Exponentially Fading Memory Signature

TL;DR

The paper introduces the exponentially fading memory (EFM) signature, a time-invariant, mean-reverting transformation of paths that enhances time-series analysis by providing a stationary, well-behaved alternative to classical signatures.

Contribution

It develops the EFM-signature using rough path theory, establishing its algebraic, analytical, and probabilistic properties, including stationarity, ergodicity, and explicit formulas for expectations.

Findings

EFM-signature is time-invariant and mean-reverting.

Evolved as a group-valued Ornstein-Uhlenbeck process.

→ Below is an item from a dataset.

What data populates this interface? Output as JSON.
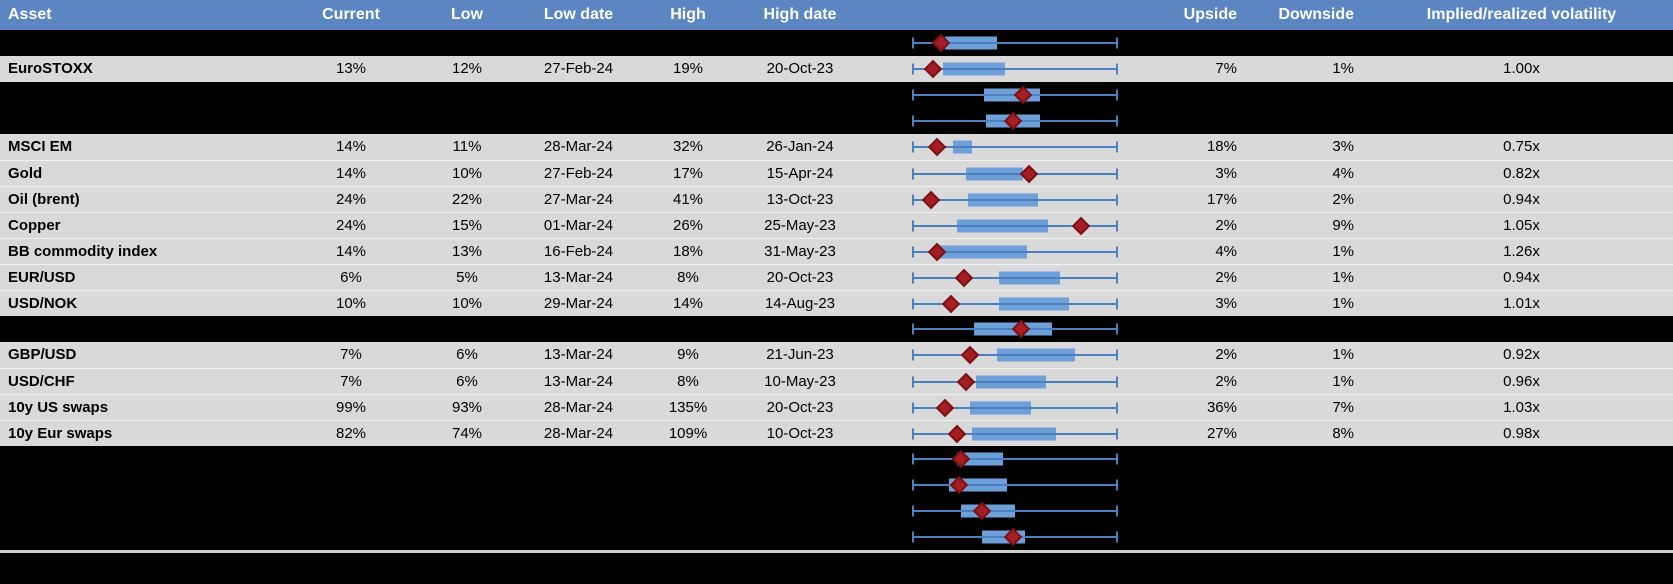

Proved stationarity, Markov property, and exponential ergodicity.

Abstract

We introduce the exponentially fading memory (EFM) signature, a time-invariant transformation of an infinite (possibly rough) path that serves as a mean-reverting analogue of the classical path signature. We construct the EFM-signature via rough path theory, carefully adapted to accommodate improper integration from minus infinity. The EFM-signature retains many of the key algebraic and analytical properties of classical signatures, including a suitably modified Chen identity, the linearization property, path-determinacy, and the universal approximation property. From the probabilistic perspective, the EFM-signature provides a "stationarized" representation, making it particularly well-suited for time-series analysis and signal processing overcoming the shortcomings of the standard signature. In particular, the EFM-signature of time-augmented Brownian motion evolves as a group-valued Ornstein-Uhlenbeck process. We establish its stationarity, Markov property, and exponential ergodicity in the Wasserstein distance, and we derive an explicit formula \`a la Fawcett for its expected value in terms of Magnus expansions. We also study linear combinations of EFM-signature elements and the computation of associated characteristic functions in terms of a mean-reverting infinite dimensional Riccati equation.